The modern medical treatment using mercury and Salvarsan
(606) in alternation, has been very successful.
It is claimed that by following it, syphilis may be
totally cured if taken in hand during the first stage.
The sores developed during the first two or three
years of the disease are very infectious. In the
case of a chronic syphilis of three or four years’
standing, the sores as a rule are no longer infectious.
It is possible, however, for a syphilitic of this
description to bring forth syphilitic children, without
infecting his wife. Such children either die
at birth, or later, of this congenital syphilis.
They may also die of spinal consumption or paresis
between the ages of 10 and 20. The mortality of
all syphilitic children is very great. In most
cases, however, healthy children are born of the wedlock
of relatively cured syphilitics, though they
are often sterile. Young men who have had recourse
to prostitutes, often inoculate their wives with gonorrhea
or syphilis, and thus the plague is spread.
THE SOFT
CHANCRE
The soft chancre is the third form
of venereal disease (the hard chancre being the first
stage of syphilis). It is the least dangerous
of the venereal diseases, but unfortunately, relatively
the one which occurs most seldom. When not complicated
with syphilis, it appears locally. It is a larger
or smaller sore feeding and growing on the genital
organs.
VENEREAL DISEASE AN ADVOCATE
OF CONTINENCE
The most tragic consequence of all
venereal disease is the part it plays in the infection
of innocent children, and innocent wives and mothers.
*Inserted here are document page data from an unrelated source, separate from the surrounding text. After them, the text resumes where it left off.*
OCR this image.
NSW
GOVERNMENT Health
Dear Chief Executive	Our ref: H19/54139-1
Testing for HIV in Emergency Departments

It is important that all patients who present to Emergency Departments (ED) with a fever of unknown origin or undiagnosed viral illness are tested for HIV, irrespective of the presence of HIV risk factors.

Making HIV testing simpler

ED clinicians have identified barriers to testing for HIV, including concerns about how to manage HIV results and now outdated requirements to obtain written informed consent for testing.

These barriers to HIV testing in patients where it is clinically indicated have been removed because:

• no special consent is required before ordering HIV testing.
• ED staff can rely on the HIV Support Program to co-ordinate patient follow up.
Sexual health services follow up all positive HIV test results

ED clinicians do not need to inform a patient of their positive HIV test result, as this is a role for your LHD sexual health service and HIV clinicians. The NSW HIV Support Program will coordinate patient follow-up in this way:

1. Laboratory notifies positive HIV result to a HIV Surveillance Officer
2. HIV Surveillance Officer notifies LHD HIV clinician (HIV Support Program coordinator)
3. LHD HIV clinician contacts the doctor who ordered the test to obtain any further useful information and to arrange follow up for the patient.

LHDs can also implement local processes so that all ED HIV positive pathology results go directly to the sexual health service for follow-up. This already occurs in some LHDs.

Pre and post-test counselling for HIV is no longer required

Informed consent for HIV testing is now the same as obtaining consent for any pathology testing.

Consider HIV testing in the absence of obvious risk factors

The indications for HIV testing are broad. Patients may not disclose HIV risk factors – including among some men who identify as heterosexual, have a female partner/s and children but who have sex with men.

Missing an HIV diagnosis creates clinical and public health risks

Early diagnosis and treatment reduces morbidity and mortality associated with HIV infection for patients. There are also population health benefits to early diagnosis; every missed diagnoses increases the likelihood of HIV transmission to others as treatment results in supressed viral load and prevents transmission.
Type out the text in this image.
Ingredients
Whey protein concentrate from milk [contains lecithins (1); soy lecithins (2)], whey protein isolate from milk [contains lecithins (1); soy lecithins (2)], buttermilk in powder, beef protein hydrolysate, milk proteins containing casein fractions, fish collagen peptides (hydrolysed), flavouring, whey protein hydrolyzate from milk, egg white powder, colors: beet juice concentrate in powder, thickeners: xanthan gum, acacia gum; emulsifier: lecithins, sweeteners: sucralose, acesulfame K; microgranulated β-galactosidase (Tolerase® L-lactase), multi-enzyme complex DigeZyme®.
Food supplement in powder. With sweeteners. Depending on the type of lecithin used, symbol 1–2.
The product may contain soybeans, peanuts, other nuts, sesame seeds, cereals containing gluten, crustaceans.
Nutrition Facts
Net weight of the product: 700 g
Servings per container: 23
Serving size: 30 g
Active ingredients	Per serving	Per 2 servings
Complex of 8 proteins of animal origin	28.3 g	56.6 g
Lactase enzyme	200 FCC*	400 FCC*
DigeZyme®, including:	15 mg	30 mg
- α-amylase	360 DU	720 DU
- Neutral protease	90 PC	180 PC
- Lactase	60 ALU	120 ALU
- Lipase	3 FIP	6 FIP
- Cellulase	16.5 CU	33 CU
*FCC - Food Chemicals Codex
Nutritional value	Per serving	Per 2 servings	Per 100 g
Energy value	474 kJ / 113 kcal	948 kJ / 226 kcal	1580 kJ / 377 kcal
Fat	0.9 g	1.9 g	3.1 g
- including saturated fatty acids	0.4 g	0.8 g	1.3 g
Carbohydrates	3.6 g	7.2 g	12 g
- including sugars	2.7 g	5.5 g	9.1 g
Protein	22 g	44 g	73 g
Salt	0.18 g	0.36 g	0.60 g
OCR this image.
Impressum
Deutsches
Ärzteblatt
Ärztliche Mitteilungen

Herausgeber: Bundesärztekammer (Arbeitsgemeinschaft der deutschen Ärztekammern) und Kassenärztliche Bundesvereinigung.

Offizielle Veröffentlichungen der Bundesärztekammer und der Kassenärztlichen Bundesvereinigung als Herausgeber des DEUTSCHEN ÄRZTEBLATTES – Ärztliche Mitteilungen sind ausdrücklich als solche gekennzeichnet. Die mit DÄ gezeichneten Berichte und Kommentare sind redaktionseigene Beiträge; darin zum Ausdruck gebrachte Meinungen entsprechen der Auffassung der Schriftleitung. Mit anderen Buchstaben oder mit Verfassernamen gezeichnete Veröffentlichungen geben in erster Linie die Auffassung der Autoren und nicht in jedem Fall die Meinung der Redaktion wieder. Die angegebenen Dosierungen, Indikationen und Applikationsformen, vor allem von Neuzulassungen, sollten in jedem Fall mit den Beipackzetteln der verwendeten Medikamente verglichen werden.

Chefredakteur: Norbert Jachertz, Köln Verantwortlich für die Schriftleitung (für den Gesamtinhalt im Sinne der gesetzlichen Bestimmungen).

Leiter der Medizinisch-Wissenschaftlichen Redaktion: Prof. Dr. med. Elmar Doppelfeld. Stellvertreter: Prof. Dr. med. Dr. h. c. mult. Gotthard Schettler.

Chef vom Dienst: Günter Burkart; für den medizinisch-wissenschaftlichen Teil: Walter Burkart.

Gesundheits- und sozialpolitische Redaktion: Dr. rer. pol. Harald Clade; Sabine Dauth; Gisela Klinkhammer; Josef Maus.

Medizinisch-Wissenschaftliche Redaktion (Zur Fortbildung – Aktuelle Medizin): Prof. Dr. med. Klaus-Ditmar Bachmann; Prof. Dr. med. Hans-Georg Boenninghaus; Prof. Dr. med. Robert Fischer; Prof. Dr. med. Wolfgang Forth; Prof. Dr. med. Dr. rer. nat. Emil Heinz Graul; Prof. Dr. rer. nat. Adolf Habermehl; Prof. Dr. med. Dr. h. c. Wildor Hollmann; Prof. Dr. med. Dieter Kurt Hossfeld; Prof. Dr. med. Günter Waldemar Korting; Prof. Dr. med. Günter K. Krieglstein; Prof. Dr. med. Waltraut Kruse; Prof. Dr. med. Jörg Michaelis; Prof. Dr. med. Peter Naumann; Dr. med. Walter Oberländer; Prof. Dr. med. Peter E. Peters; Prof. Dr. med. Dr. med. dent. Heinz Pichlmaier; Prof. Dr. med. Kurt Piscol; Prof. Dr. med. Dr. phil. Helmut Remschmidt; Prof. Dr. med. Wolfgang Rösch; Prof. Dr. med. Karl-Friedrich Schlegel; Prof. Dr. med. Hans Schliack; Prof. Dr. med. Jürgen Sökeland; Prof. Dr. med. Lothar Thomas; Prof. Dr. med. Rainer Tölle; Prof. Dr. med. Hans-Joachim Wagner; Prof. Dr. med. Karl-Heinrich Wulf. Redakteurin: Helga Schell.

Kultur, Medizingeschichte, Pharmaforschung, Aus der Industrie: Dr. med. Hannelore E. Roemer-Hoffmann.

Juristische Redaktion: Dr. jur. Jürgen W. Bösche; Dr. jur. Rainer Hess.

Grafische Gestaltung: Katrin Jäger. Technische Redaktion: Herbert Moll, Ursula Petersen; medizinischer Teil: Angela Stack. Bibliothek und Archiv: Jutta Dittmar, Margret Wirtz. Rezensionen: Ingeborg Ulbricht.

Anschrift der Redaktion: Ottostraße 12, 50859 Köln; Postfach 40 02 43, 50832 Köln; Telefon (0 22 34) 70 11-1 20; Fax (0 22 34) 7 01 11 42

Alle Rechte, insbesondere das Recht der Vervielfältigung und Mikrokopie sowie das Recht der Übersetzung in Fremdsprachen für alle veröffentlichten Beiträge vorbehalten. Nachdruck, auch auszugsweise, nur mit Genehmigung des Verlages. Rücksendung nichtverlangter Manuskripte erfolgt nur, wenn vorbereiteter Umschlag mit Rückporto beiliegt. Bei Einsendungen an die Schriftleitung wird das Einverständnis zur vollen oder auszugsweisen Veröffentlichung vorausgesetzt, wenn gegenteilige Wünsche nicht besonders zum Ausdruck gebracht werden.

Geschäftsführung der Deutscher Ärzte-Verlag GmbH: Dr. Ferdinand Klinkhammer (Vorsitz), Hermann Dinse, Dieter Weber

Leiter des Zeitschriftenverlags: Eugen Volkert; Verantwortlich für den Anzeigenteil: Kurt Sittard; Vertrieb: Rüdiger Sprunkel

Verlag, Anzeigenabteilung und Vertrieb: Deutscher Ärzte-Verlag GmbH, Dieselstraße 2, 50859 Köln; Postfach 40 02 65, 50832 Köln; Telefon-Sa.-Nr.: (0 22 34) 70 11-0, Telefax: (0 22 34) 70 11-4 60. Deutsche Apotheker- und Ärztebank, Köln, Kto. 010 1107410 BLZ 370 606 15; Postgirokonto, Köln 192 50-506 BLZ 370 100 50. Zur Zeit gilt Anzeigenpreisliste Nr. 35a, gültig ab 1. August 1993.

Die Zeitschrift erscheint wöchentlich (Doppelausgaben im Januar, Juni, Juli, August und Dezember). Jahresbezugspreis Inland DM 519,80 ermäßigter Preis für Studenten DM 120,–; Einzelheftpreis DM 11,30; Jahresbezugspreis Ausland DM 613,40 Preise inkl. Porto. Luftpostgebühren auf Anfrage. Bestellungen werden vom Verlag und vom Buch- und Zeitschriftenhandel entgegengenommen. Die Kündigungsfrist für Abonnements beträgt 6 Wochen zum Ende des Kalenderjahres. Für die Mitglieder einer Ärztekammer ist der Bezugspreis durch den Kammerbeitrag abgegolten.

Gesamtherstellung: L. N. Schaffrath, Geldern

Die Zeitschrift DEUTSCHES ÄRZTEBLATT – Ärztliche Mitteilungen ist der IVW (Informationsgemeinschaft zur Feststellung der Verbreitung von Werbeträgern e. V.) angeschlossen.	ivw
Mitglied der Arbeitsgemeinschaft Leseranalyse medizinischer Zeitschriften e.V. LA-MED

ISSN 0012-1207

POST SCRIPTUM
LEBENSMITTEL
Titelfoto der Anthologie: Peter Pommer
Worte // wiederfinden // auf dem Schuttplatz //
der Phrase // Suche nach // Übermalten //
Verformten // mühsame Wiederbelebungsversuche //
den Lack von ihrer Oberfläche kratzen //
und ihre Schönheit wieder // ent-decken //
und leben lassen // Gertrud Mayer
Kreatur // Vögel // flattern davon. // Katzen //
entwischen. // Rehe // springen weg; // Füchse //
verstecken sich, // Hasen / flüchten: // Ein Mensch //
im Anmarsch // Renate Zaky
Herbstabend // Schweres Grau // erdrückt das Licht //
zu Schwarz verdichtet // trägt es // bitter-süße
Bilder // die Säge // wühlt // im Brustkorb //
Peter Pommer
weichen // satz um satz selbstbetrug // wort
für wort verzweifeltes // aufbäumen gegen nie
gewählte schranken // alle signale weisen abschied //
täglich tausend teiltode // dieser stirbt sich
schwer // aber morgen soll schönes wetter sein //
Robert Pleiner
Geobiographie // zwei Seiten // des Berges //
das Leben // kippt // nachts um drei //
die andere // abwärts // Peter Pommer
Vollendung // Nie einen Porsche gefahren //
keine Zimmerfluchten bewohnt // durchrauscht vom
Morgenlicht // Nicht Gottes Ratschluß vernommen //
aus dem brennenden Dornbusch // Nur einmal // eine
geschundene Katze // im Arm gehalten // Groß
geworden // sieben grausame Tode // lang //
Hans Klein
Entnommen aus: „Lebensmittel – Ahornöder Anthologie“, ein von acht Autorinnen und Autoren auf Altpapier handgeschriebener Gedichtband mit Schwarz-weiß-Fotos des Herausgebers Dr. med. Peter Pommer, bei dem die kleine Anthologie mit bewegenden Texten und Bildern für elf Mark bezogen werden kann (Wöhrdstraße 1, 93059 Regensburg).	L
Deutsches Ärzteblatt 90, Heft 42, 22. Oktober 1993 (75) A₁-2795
Often a pure and chaste woman is thus deprived in the
most cruel and brutal manner of the fruit of all her
hopes and dreams of happiness. Similarly, a young
man may find himself hopelessly condemned to a short
life of pain and misery. He may also suffer from
the knowledge that he has ruined the lives of those
dearest to him. Venereal disease, syphilis in
particular, emphasizes the practical value
of continence quite aside from its moral
one in a manner which cannot be ignored!